Vilify them as you might, search engines drive traffic. Time and again, I read how most users locate information by search. In fact, they frequently search for a trusted site rather than typing in its URL or bookmarking it. Search has become the gateway to information for the vast majority of digital content consumers. Even within organizations, where information professionals carefully amass vetted (and pricy) collections of the finest works, they often find their users out trolling the open web to find what they want, then coming to them with a request to purchase access if that must-have piece of info is fee-based.
So if you can’t be searched, you can’t be found. The very finest content in all the land will not find its way to a perfect union with an eligible content user if it sits idling away behind castle walls.
This is more than a theory. Today, I learned that Life-sciences publisher CABI and Semantico, a provider of services and technology for online publishing, announced the completion of a project to open a large number of CAB Direct’s life sciences abstracts to the Google search engine. The immediate effect has been to more than double the usage of the CAB Direct platform.

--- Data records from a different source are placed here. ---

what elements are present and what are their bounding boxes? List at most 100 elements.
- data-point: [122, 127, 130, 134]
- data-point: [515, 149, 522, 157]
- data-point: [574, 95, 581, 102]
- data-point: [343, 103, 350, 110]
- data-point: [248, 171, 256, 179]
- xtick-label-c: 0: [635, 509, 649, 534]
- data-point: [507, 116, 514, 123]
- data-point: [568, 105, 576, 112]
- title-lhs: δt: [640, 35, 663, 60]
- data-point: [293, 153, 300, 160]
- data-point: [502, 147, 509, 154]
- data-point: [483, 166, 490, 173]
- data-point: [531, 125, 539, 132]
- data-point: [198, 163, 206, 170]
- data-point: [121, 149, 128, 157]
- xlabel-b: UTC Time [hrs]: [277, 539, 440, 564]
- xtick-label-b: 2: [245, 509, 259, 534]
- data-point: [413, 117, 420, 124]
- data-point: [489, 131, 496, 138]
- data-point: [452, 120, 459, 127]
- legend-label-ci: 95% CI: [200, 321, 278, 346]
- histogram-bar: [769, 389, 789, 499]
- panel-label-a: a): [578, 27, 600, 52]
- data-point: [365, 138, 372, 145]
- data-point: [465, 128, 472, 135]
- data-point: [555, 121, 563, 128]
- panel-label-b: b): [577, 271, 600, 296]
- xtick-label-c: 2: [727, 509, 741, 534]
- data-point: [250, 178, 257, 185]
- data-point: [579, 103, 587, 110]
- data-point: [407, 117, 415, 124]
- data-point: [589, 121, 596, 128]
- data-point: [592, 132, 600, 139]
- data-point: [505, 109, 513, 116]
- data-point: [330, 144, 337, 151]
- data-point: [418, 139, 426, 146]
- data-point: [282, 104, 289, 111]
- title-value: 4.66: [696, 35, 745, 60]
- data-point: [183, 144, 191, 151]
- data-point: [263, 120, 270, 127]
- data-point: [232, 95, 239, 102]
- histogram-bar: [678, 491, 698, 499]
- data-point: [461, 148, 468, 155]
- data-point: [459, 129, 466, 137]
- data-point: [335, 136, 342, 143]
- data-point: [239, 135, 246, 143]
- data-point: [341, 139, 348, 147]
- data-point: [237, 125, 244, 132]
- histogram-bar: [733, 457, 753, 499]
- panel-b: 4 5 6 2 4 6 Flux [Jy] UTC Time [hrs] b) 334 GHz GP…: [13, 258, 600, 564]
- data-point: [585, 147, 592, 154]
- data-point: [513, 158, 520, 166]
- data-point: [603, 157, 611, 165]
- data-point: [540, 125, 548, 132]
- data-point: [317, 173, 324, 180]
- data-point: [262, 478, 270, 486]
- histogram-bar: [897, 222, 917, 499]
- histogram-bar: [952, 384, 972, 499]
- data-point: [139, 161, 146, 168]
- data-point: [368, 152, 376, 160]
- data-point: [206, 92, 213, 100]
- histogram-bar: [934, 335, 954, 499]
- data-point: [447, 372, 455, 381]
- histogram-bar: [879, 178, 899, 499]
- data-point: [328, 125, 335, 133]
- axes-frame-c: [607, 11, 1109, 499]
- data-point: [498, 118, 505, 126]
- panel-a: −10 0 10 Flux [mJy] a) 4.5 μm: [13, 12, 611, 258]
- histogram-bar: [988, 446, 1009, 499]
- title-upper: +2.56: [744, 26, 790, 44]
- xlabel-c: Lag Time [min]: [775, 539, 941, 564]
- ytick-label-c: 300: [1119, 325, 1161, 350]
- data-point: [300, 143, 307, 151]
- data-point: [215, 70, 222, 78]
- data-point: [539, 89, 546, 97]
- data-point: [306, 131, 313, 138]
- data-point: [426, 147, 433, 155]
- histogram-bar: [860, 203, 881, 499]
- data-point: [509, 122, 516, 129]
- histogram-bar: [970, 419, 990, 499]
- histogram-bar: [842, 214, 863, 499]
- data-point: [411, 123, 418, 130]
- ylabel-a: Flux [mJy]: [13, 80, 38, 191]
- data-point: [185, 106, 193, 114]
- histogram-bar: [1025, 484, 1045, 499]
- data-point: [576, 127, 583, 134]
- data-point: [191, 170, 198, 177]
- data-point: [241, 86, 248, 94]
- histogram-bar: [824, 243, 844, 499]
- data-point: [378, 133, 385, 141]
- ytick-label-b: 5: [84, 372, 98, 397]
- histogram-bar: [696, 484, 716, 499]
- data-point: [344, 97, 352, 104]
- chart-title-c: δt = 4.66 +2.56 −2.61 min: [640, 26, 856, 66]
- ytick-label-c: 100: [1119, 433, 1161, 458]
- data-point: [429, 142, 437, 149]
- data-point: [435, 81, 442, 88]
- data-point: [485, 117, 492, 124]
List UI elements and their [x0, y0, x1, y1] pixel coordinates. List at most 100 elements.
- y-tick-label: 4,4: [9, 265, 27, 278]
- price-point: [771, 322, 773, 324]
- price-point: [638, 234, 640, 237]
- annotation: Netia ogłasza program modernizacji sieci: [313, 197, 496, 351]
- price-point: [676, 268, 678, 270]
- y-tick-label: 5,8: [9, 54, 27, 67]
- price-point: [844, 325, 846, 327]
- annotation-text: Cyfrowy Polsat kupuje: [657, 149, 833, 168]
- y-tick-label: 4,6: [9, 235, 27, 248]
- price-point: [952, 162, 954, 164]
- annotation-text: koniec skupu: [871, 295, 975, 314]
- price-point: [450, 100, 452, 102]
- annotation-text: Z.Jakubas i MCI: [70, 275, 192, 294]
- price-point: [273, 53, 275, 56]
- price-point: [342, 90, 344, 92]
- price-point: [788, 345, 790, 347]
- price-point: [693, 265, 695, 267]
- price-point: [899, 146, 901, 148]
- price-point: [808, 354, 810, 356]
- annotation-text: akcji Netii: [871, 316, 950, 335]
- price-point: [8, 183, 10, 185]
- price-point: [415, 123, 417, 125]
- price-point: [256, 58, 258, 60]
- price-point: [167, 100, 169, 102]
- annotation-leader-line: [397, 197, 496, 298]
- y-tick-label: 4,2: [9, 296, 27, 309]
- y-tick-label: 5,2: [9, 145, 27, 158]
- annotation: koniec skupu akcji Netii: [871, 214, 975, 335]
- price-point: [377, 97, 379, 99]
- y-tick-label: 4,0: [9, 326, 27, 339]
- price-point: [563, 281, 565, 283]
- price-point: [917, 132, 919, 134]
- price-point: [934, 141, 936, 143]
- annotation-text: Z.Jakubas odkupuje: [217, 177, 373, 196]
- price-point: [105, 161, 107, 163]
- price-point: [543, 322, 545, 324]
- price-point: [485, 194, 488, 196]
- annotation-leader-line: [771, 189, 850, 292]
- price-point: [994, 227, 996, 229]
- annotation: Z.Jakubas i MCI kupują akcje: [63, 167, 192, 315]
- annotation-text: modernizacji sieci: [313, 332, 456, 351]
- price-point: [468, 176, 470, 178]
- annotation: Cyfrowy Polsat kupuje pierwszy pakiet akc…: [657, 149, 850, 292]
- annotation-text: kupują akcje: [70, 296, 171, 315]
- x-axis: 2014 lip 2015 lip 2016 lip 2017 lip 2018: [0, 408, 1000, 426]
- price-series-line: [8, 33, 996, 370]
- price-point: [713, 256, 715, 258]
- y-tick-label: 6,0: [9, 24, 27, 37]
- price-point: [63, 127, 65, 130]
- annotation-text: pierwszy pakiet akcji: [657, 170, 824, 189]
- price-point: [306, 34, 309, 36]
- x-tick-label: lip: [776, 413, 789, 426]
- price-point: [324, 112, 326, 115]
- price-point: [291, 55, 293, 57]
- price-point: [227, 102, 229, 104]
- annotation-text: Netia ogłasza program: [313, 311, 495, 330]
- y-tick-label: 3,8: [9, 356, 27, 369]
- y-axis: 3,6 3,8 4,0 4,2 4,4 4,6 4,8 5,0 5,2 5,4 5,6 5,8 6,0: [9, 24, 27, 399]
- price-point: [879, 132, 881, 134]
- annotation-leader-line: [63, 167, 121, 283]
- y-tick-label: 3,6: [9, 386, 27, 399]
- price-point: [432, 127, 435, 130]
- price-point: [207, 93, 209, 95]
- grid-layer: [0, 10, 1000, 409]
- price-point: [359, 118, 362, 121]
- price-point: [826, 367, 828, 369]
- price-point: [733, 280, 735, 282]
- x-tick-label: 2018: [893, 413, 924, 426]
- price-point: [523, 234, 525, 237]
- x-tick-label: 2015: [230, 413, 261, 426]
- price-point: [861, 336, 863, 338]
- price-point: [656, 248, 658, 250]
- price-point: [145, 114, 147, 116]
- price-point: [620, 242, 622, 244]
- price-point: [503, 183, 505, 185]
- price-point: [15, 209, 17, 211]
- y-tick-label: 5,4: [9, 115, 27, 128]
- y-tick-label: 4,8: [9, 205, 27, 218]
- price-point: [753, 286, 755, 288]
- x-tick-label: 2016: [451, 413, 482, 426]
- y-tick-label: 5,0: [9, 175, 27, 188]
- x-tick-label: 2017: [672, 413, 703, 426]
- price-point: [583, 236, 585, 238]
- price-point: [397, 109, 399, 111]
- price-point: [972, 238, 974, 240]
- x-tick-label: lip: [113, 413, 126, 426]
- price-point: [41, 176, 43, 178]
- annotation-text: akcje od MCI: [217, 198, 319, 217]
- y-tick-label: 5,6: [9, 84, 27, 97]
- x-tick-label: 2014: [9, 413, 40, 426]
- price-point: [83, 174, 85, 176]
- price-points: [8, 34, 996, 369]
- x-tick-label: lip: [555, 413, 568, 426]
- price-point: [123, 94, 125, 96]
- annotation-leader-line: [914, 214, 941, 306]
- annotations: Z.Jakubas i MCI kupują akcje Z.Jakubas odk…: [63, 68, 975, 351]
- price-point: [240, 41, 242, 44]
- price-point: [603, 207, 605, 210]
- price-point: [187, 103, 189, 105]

Google can now fully search and index the abstracts, making them findable for millions more readers. The platform recognizes when a user has accessed the site via Google and will allow them to view a defined amount of content for free before prompting them to log in, if their institution already has a subscription to the site, or suggesting that they register as an individual user for access to the full content.
Andrea Powell, Executive Director, Publishing, CABI said that “Usage levels on CAB Direct have already more than doubled, and we expect that we will shortly see an increase in subscriptions.” Playing well with search has attracted the attention of new customers and also increased usage by existing ones.
Sure, every publisher (and info pro) who invests in the creation and curation of great content wants to believe that the masses will beat a path to their door, and only enter there-lest they be denied the glory of what lies locked within. But the road to content commerce is in large part travelled by search and building models based on this reality—not digital revisionist fairy tales.